El entusiasmo es una de las emociones más importantes para el comportamiento político, según la teoría de la inteligencia afectiva. Este entusiasmo producido en gran parte por la personalidad de las candidatas, fue clave para activar a las bases. Esa fuerte movilización que protagonizaron sobre todo campañas independientes de la ciudadanía, permitieron generar  espontaneidad, creatividad y libertad para llevar a cabo acciones lúdicas y políticas y difundir mensajes políticos. Esa estrategia de campaña se trasladó en gran parte al contexto de Internet, desde el cual fue más fácil conectar a las bases y dar más visibilidad a las candidatas.
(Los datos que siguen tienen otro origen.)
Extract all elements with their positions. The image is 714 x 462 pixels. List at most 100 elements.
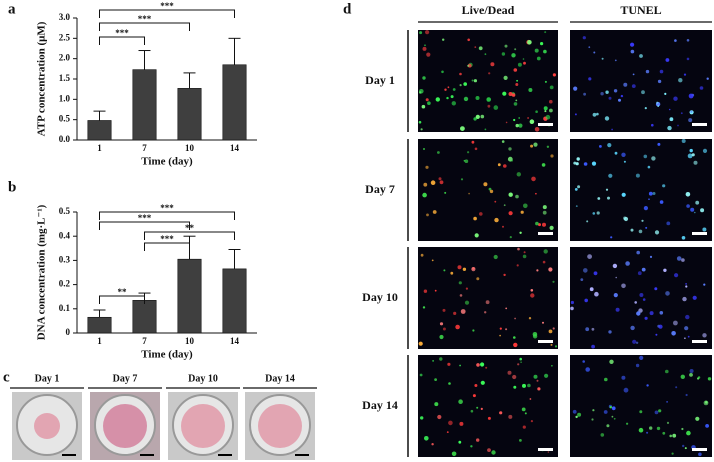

Sabemos que en tiempos de política mediática los líderes que no tienen presencia en medios de comunicación simplemente no existen.  En el caso de las campañas de Colau y de Carmena, gracias a esa movilización por Internet se viralizaron contenidos con canciones y mensajes políticos consiguiendo la trasnversalidad a todas las plataformas; desde Facebook a Twitter, pasando por WhatsUpp o Telegram, llegando a YouTube y saltando incluso a la Televisión.  Esa inteligencia colectiva convertía a Manuela Carmena en un icono pop y alimentaba una imagen  tremendamente simpática incluso para aquellos que no sentían ninguna afinidad política con ella, al tiempo que transformaba en caricaturescas las estrategias del miedo y del escándalo puestas en marcha por Aguirre.

Después de esta experiencia hemos comprobado que las campañas sí pueden ser determinantes para movilizar y orientar el voto, aunque había un trabajo previo muy importante. Como siempre, queda por ver si se estará a la altura de las expectativas generadas, y si se sabrá aprovechar ese capital tan extraordinario de esperanza.